A report in the Journal of the American Medical Association about torture in Turkey tells of doctors being forced to examine torture victims and sign medical reports indicating there were no physical signs of torture. The report describes some of the forms of torture used in Turkey:

"Some of the methods of physical torture reported by those interviewed were severe beatings, including falanga (beating of the soles of the feet); various forms of suspension; sexual violations, including testicle squeezing and twisting; electric shock; blunt trauma causing injury to internal organs; and burns. Psychological methods of torture included being deprived of food and water, being sprayed with cold pressurized water, threats to friends and family, isolation, immobilizations, mock executions, and being forced to witness the torture of others."

Children as young as 12 are regularly arrested and sent to long prison terms after being tortured. One 14 year old boy states:

"I had to undress...They asked questions that were nothing to do with me; when I said I did not know, they twisted my testicles...Four of them held me by the hands and arms and gave electric shocks to my right thumb, to my sexual organs, to my arms and to my stomach...Afterwards I had no feeling in my right foot and sexual organ."
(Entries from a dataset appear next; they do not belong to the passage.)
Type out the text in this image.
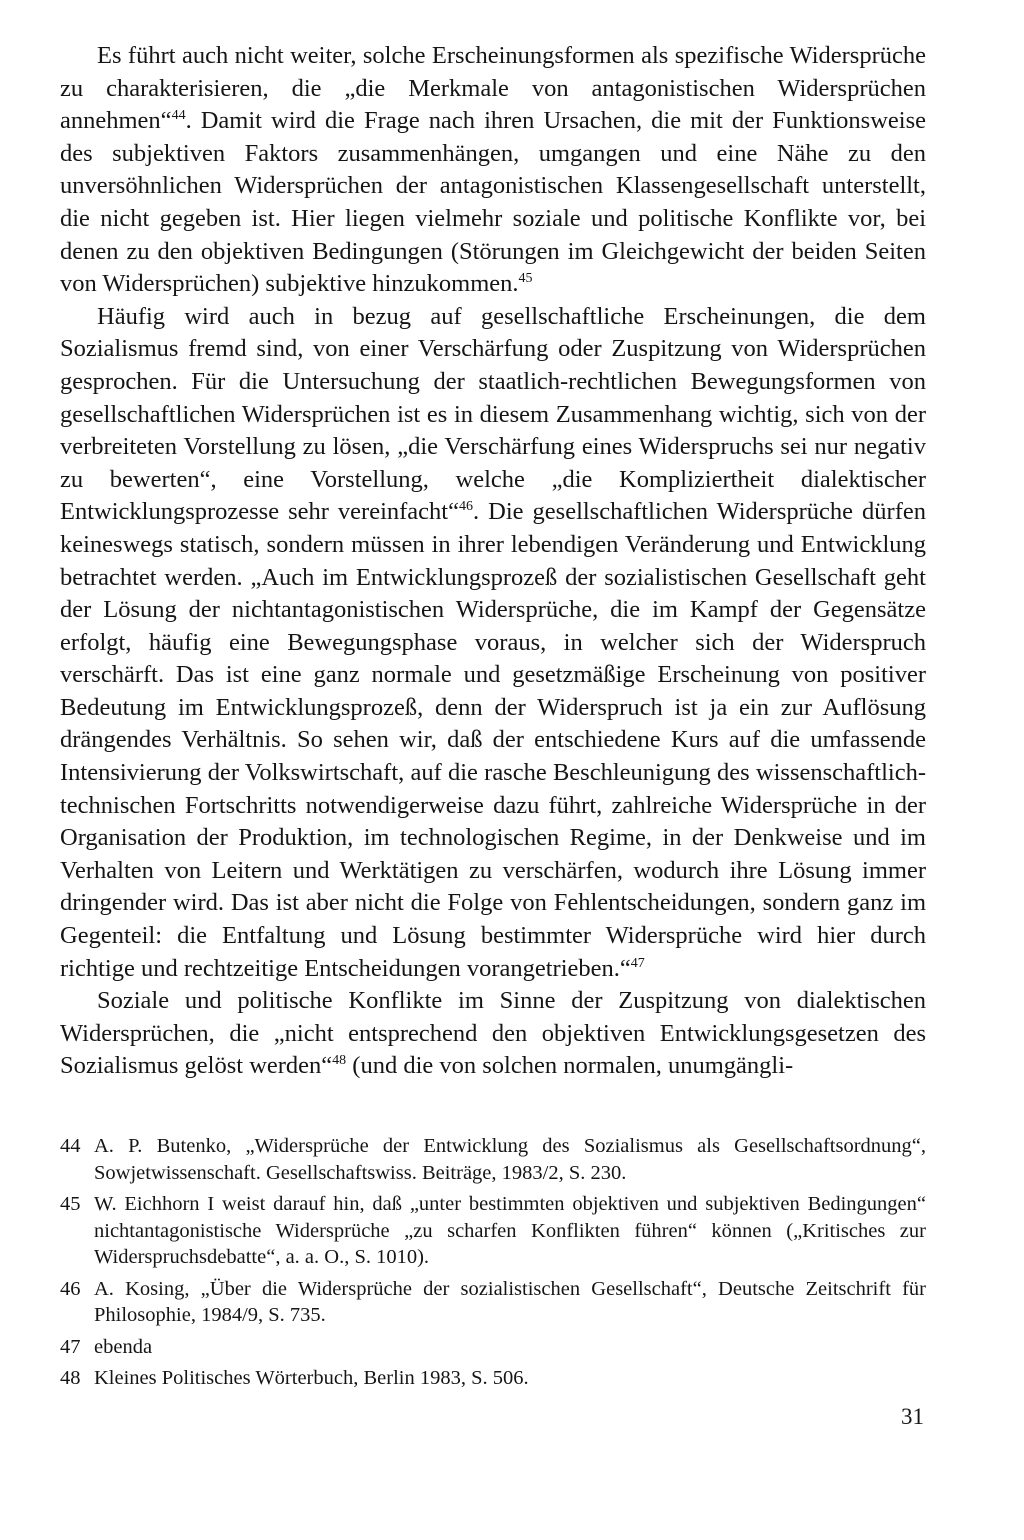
Es führt auch nicht weiter, solche Erscheinungsformen als spezifische Widersprüche zu charakterisieren, die „die Merkmale von antagonistischen Widersprüchen annehmen“$^{44}$. Damit wird die Frage nach ihren Ursachen, die mit der Funktionsweise des subjektiven Faktors zusammenhängen, umgangen und eine Nähe zu den unversöhnlichen Widersprüchen der antagonistischen Klassengesellschaft unterstellt, die nicht gegeben ist. Hier liegen vielmehr soziale und politische Konflikte vor, bei denen zu den objektiven Bedingungen (Störungen im Gleichgewicht der beiden Seiten von Widersprüchen) subjektive hinzukommen.$^{45}$

Häufig wird auch in bezug auf gesellschaftliche Erscheinungen, die dem Sozialismus fremd sind, von einer Verschärfung oder Zuspitzung von Widersprüchen gesprochen. Für die Untersuchung der staatlich-rechtlichen Bewegungsformen von gesellschaftlichen Widersprüchen ist es in diesem Zusammenhang wichtig, sich von der verbreiteten Vorstellung zu lösen, „die Verschärfung eines Widerspruchs sei nur negativ zu bewerten“, eine Vorstellung, welche „die Kompliziertheit dialektischer Entwicklungsprozesse sehr vereinfacht“$^{46}$. Die gesellschaftlichen Widersprüche dürfen keineswegs statisch, sondern müssen in ihrer lebendigen Veränderung und Entwicklung betrachtet werden. „Auch im Entwicklungsprozeß der sozialistischen Gesellschaft geht der Lösung der nichtantagonistischen Widersprüche, die im Kampf der Gegensätze erfolgt, häufig eine Bewegungsphase voraus, in welcher sich der Widerspruch verschärft. Das ist eine ganz normale und gesetzmäßige Erscheinung von positiver Bedeutung im Entwicklungsprozeß, denn der Widerspruch ist ja ein zur Auflösung drängendes Verhältnis. So sehen wir, daß der entschiedene Kurs auf die umfassende Intensivierung der Volkswirtschaft, auf die rasche Beschleunigung des wissenschaftlich-technischen Fortschritts notwendigerweise dazu führt, zahlreiche Widersprüche in der Organisation der Produktion, im technologischen Regime, in der Denkweise und im Verhalten von Leitern und Werktätigen zu verschärfen, wodurch ihre Lösung immer dringender wird. Das ist aber nicht die Folge von Fehlentscheidungen, sondern ganz im Gegenteil: die Entfaltung und Lösung bestimmter Widersprüche wird hier durch richtige und rechtzeitige Entscheidungen vorangetrieben.“$^{47}$

Soziale und politische Konflikte im Sinne der Zuspitzung von dialektischen Widersprüchen, die „nicht entsprechend den objektiven Entwicklungsgesetzen des Sozialismus gelöst werden“$^{48}$ (und die von solchen normalen, unumgängli-

44 A. P. Butenko, „Widersprüche der Entwicklung des Sozialismus als Gesellschaftsordnung“, Sowjetwissenschaft. Gesellschaftswiss. Beiträge, 1983/2, S. 230.
45 W. Eichhorn I weist darauf hin, daß „unter bestimmten objektiven und subjektiven Bedingungen“ nichtantagonistische Widersprüche „zu scharfen Konflikten führen“ können („Kritisches zur Widerspruchsdebatte“, a. a. O., S. 1010).
46 A. Kosing, „Über die Widersprüche der sozialistischen Gesellschaft“, Deutsche Zeitschrift für Philosophie, 1984/9, S. 735.
47 ebenda
48 Kleines Politisches Wörterbuch, Berlin 1983, S. 506.
31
Human Rights Watch publishes a report describing how weapons supplied by NATO countries (USA, Germany, Italy, France, Netherlands, the UK, Spain, Canada and Belgium), play a central role in abuses committed by Turkish security forces in their campaign to evacuate and burn Kurdish villages in southeastern Turkey.

As a USA official admits:

"There's a lot of misery being caused by the village evacuations. It's being done in a very brutal way, and no provision is being made for the refugees."

The European Court of Human Rights condemns Turkey for destroying the village of Kelekci in the Kurdish region of the country in 1993.